Linus Torvalds Was Right — A Summary

In 2001, Linus Torvalds warned that Microsoft’s hostility toward open source was structural and permanent — not a phase. The tech world called him paranoid. Microsoft called Linux “a cancer.” The battle lines were clear.

Then Satya Nadella arrived in 2014 and everything changed in tone. Microsoft began contributing to Linux, launched Windows Subsystem for Linux, open-sourced .NET, and in 2018 bought GitHub for $7.5 billion. Every tech journalist declared the wars over. Linus was wrong. Microsoft had changed.

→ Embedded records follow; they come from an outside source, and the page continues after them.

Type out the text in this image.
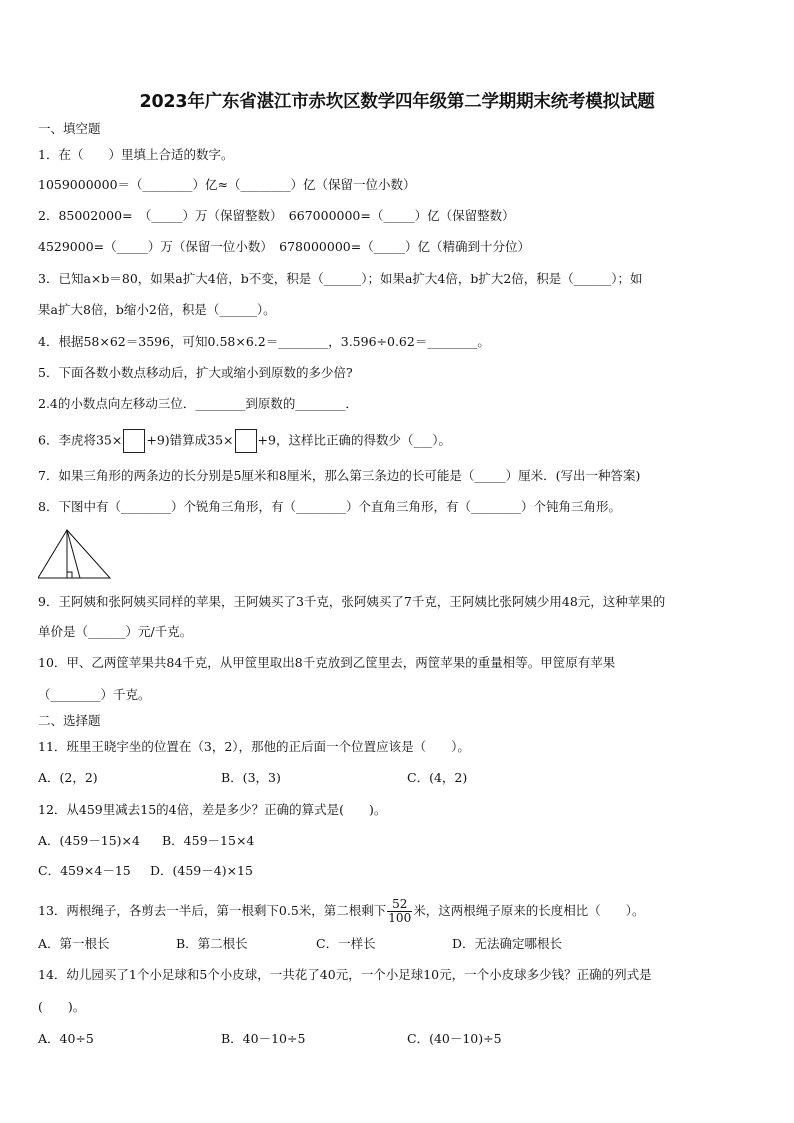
2023年广东省湛江市赤坎区数学四年级第二学期期末统考模拟试题
一、填空题
1．在（　　）里填上合适的数字。
1059000000＝（________）亿≈（________）亿（保留一位小数）
2．85002000=　（_____）万（保留整数）　667000000=（_____）亿（保留整数）
4529000=（_____）万（保留一位小数）　678000000=（_____）亿（精确到十分位）
3．已知a×b＝80，如果a扩大4倍，b不变，积是（______）；如果a扩大4倍，b扩大2倍，积是（______）；如
果a扩大8倍，b缩小2倍，积是（______）。
4．根据58×62＝3596，可知0.58×6.2＝________，3.596÷0.62＝________。
5．下面各数小数点移动后，扩大或缩小到原数的多少倍?
2.4的小数点向左移动三位．________到原数的________．
6．李虎将35× +9)错算成35× +9，这样比正确的得数少（___）。
7．如果三角形的两条边的长分别是5厘米和8厘米，那么第三条边的长可能是（_____）厘米．(写出一种答案)
8．下图中有（________）个锐角三角形，有（________）个直角三角形，有（________）个钝角三角形。
9．王阿姨和张阿姨买同样的苹果，王阿姨买了3千克，张阿姨买了7千克，王阿姨比张阿姨少用48元，这种苹果的
单价是（______）元/千克。
10．甲、乙两筐苹果共84千克，从甲筐里取出8千克放到乙筐里去，两筐苹果的重量相等。甲筐原有苹果
（________）千克。
二、选择题
11．班里王晓宇坐的位置在（3，2），那他的正后面一个位置应该是（　　）。
A．(2，2)	B．(3，3)	C．(4，2)
12．从459里减去15的4倍，差是多少？正确的算式是(　　)。
A．(459－15)×4 B．459－15×4
C．459×4－15 D．(459－4)×15
13．两根绳子，各剪去一半后，第一根剩下0.5米，第二根剩下 $\frac{52}{100}$ 米，这两根绳子原来的长度相比（　　）。
A．第一根长	B．第二根长	C．一样长	D．无法确定哪根长
14．幼儿园买了1个小足球和5个小皮球，一共花了40元，一个小足球10元，一个小皮球多少钱？正确的列式是
(　　)。
A．40÷5	B．40－10÷5	C．(40－10)÷5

Linus stayed skeptical. He never said Microsoft couldn’t change. He said they wouldn’t — and that the difference mattered.

He was right.

The evidence accumulated gradually and quietly. Windows 11 arrived with mandatory telemetry that couldn’t be disabled, forced Microsoft accounts, and an ecosystem increasingly difficult to escape. GitHub Copilot trained on billions of lines of open source code and sold the output as a proprietary subscription service. The Recall feature — which screenshotted everything users did and stored it unencrypted — was nearly shipped enabled by default. Microsoft’s $13 billion investment in OpenAI embedded proprietary AI into every Microsoft product, requiring user data to flow through Microsoft servers. Windows 365 moved the entire operating system to the cloud — users no longer own it, they rent it.

The pattern Linus identified decades ago — embrace, integrate, make essential, then control — executed exactly as he described. Microsoft never tried to destroy Linux. They made it irrelevant by controlling the layers above it — cloud, AI, productivity — so that the operating system underneath barely matters anymore.

By late 2024, developers who had spent years defending Microsoft’s transformation began saying quietly what Linus had said loudly in 2001.

The corporation didn’t change. It just got more patient.